Haley McInnis

BS: Arizona State University, Sociology, 2013

BS: Arizona State University, Psychology, 2013

Research Interests: Comparative-historical sociology; Science, knowledge, and technology; Environmental sociology; Social movements

Personal Website: http://www.haleymcinnis.com/

I am a qualitative sociologist and a PhD candidate in the sociology department at the University of California San Diego.  My current dissertation research seeks to answer the deceptively simple question: When is a drought a drought? At the intersection of the environment, politics, and science, this research interrogates the social components of drought and the ways in which this “natural” phenomenon is socially constructed.  I argue that the material and the discursive are brought together through the measurement and monitoring techniques in California’s expansive water system, and they in turn produce, alongside actors, the natural phenomenon we call drought. Taking a comparative historical approach, I compare droughts in California from 1976 - 2017 to study the declarations of drought, policy responses, and rescinding drought declarations.

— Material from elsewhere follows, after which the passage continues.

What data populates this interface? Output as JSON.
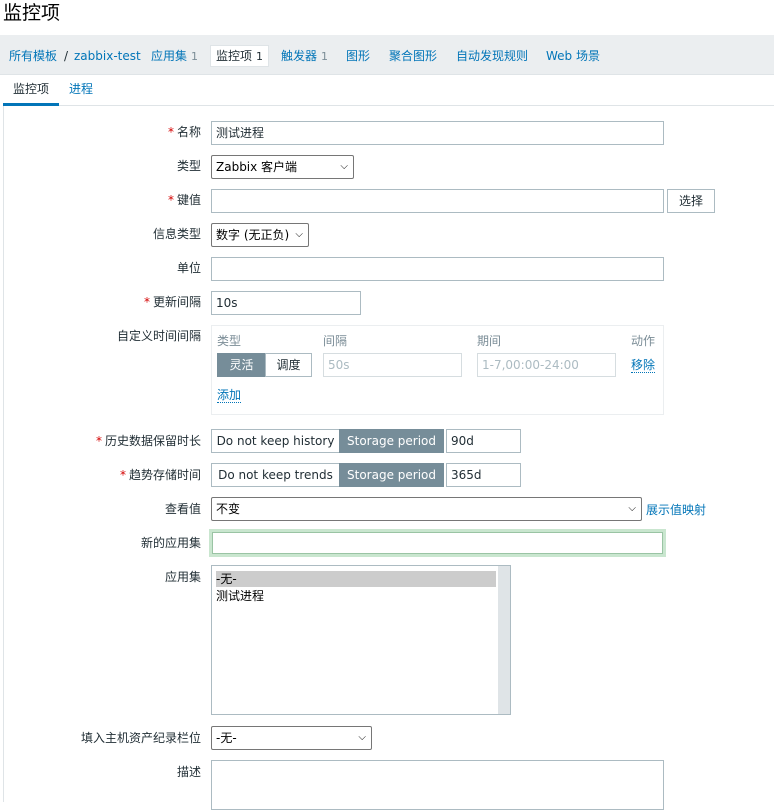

My research has been funded by the UC San Diego's Chancellor’s Research Excellence Scholarship (CRES), the Judith and Neil Morgan Endowed Fellowship, and the UC San Diego Department of Sociology Summer Research Grant.

I find great fulfillment in teaching in addition to my research.  I have had the pleasure of teaching a variety of courses during my time at UC San Diego. I have been a teaching assistant in a number of sociology courses, an instructor in writing programs, and recently as a writing consultant for graduate students at the Writing Hub in the Teaching and Learning Commons.